The DCE long case — anticoagulation in multimorbidity
The archetypal long case is the 82-year-old with AF, CKD (CrCl 38), recurrent falls, a GI bleed last year, and apixaban stopped by a well-meaning locum. The examiner's interest is never the drug list — it is the reasoning chain: quantify the stroke risk (CHA₂DS₂-VASc), quantify and modify the bleeding risk (HAS-BLED points you to fixable items — uncontrolled BP, interacting drugs, labile behaviour), choose the agent on renal and bleeding pharmacology, then defend the choice against each objection the family raises [34] [35].
The viva answer that distinguishes a physician: "The falls do not change the answer — the stroke risk dominates the arithmetic — but they change the work. I address the falls themselves, I pick the anticoagulant with the lowest intracranial bleeding rate, I check renal function on schedule, and I revisit the decision after every bleed rather than letting one event silently retire the drug" [33]. The second distinguishing move is anticipating the scenarios: what happens to this regimen at surgery, at a future bleed, if the creatinine worsens, if he develops cancer.
Short-case angles.

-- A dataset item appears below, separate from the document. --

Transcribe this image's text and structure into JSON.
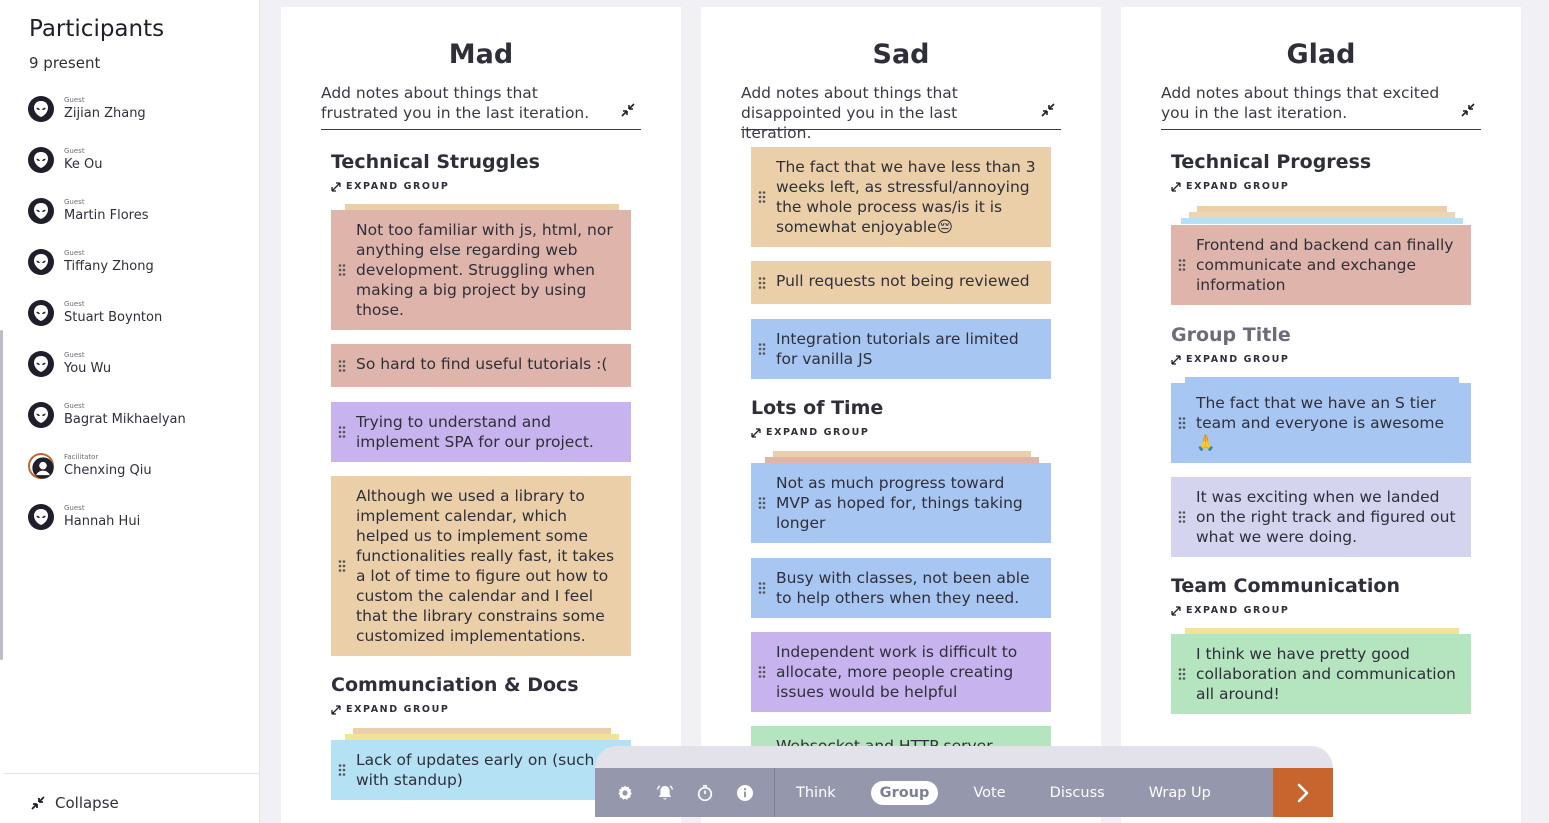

The AF examination (irregularly irregular pulse, rate control, signs of valve disease, thyroid status, heart failure) ends in an anticoagulation discussion — so examine with the decision in mind: a mechanical valve click or a mitral stenosis murmur changes the drug answer completely. The pre-procedure short case tests the perioperative protocol above. The bleeding short case tests reversal and resumption logic [5] [18].